The program can identify asteroids likely to hit the Earth, automatically calculating the path and impact of celestial bodies, according to researchers.
"Some near-Earth asteroids are […] potentially hazardous to Earth and their properties need to be better understood in order to inform impact mitigation strategies," NASA writes.
Identifying small asteroids is difficult, requiring multiple observations to determine a precise orbital measurement. The earlier a researcher can collect data, the more effective are the predictive estimates, especially when it comes to asteroids that may strike the Earth.

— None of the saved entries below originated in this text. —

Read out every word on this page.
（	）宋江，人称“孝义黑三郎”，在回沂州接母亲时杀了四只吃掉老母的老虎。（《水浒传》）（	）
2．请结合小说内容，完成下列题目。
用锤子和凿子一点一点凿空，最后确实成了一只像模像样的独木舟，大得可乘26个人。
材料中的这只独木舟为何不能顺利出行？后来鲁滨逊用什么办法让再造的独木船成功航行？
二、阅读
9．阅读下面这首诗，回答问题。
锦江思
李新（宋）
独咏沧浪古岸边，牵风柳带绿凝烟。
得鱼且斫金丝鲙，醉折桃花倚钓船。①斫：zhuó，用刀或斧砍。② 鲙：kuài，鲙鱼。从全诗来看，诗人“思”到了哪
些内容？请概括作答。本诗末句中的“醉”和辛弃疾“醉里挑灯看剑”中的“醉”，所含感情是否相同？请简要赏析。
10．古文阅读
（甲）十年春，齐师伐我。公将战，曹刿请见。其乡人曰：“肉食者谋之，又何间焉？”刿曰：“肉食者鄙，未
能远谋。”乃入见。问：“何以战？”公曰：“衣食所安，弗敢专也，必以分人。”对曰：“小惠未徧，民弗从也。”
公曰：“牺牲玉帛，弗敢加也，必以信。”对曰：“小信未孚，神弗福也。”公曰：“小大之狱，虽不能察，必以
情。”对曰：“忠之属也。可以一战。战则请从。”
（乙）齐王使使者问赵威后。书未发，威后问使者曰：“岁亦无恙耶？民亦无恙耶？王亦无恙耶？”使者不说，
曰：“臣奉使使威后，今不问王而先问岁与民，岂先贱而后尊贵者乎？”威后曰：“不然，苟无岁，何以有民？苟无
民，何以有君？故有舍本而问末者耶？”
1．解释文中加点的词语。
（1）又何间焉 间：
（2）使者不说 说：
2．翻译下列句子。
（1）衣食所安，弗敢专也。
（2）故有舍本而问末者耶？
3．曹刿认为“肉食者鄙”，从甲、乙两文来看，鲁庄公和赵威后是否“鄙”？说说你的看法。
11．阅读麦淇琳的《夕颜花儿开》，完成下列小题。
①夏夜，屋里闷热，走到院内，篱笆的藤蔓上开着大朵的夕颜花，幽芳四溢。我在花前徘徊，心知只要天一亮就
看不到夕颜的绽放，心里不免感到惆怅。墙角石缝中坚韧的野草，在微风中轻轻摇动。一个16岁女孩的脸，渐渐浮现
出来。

Improving on the model, Scout automatically checks the website and, over the course of ten minutes, calculates the potential paths of newly-posted objects. In the event an asteroid poses a threat to Earth, the program informs astronomers by email or text. Astronomers then continue and deepen their observations, followed by refined calculations from Scout.
Referring to near-Earth objects and their potential to impact our planet, Paul Chodas, manager of NASA's Center for Near-Earth Object (NEO) Studies at the Jet Propulsion Laboratory (JPL) in California, told Space.com, "In many cases, after a few more observations, we realize it's not high priority, because it's not going to come as close as suspected."
Once a space object is identified as an asteroid, another program, called Sentry, begins to monitor the orbiting space rock.
These automated warning systems can help corresponding organizations to centralize data, and prepare, if necessary, for disaster.